The present invention relates to a laser diode, an optical pickup device, an optical disk apparatus, and optical communications equipment, and more particularly to a laser diode which can reduce a radiation angle θ⊥ of a laser beam in the vertical direction, and an optical pickup device, an optical disk apparatus, and optical communications equipment employing a laser diode for their respective light-emitting units.
In general, a laser diode used in an optical disk apparatus such as a CD (compact disk) and a DVD (digital versatile disk) or an optical pickup device built therein or optical communications equipment is of the stripe structure.
FIG. 10 shows a cross-sectional view of a conventional laser diode. For example, on an n-type substrate 10, there are laminated, for example, an n-type cladding layer 11 constituted by A10.5Ga0.5As, and an active layer, which includes an upper layer of a quantum well structure composed of a well layer and a barrier layer and a lower layer of an SCH (Separated Confinement Hetero) optical guide layer, and which is, for example p-type first cladding layers 13, 15 constituted by Al0.5Ga0.5As, whereas a p-type optical guide layer 14 constituted by A10.3Ga0.7As is formed on the border with the p-type first cladding layers 13, 15.
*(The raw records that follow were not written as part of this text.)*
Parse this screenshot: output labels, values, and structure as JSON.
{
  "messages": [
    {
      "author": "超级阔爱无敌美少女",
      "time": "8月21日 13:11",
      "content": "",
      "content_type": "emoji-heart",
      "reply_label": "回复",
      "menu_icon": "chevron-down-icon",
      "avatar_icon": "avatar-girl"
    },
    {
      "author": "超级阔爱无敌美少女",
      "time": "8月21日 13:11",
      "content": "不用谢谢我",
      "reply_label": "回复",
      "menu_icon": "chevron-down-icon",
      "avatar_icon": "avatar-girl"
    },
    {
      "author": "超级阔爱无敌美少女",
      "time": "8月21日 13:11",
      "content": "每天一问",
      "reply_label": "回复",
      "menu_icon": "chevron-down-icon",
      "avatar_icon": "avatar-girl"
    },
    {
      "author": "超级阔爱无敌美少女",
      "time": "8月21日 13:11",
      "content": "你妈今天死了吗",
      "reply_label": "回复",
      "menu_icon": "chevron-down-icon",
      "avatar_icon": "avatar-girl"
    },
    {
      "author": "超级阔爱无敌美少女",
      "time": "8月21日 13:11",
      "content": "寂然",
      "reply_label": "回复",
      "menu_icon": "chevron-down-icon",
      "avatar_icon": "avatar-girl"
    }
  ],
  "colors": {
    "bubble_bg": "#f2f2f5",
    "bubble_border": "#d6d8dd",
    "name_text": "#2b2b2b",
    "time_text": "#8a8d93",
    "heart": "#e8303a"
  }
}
At a current injecting stripe region, the p-type first cladding layer 15 and the p-type optical guide layer 14 are processed in the shape of a ridge. At both sides of the current injecting stripe region, there is laminated on the p-type first cladding layer 13, for example, a n-type current block layer 16 constituted by A10.5Ga0.5As.
On the p-type first cladding layer 15 and the n-type current block layer 16, there are laminated p-type second cladding layers 17, 18 of the embedded type constituted by A10.55Ga0.45As, and, a p-type contact layer 19 constituted by GaAs is formed further on of these layers.
A p-electrode 20 is formed covering the p-type contact layer 19 to make an ohmic contact, and an n-electrode 21 is formed covering the bottom of the n-type substrate 10 to make an ohmic contact.
In the structure described above, the p-type optical guide layer 14 is a film that operates as an etching stopper as well, whereby, in the process of making the p-type optical guide layer 14 and the p-type first cladding layer 15 into a ridge shape, etching is once suspended on the surface of the p-type optical guide layer 14, so that the etching conditions are altered or the etching time is controlled to process up to and including the p-type optical guide layer 14, thus obtaining the ridge shape.
A laser diode of a conventional construction described above has an inherent constraint that transverse mode must be stabilized to restrict the generation of a kink. Stabilization is typically achieved by restricting a higher mode of the transverse mode, which calls for restraining the current field from expanding, thus necessitating to position the p-type optical guide layer 14 as close as possible to the active layer 12. For example, a distance between the p-type optical guide layer 14 and the active layer 12 is set on the order of 0.2 to 0.3 μm.
Nonetheless, in a conventional laser diode of the foregoing construction, there is a problem stemming from its structural constraint, that is, a radiant angle θ⊥ in the vertical direction of a laser beam growing larger than a radiant angle θ// in the horizontal direction.
The reason for the radiant angle θ⊥ in the vertical direction of laser beam becoming larger than the radiant angle θ// in the horizontal direction thereof is as follows: light is enclosed in the vertical direction related to the θ⊥ in a extremely thin region on the order of several hundred nm, which is a dimension of a thickness of the active layer, in contrast to light enclosed in the horizontal direction related to the θ// in a width of a few μm, which is a dimension of a stripe width, hence, when light is radiated as a laser beam, a strong diffraction in the vertical direction occurs in comparison with the horizontal direction.
As is apparent from the foregoing, positioning the p-type optical guide layer 14 in FIG. 10 closer to the active layer 12 to stabilize transverse mode causes light in the vertical direction to be enclosed more and more in the vicinity of the active layer and further causes the NFP (near field pattern) to become flatter and flatter in shape, while the FFP (far field pattern) which is its Fourier transform expands more and more in the vertical direction, thus enlarging the θ⊥.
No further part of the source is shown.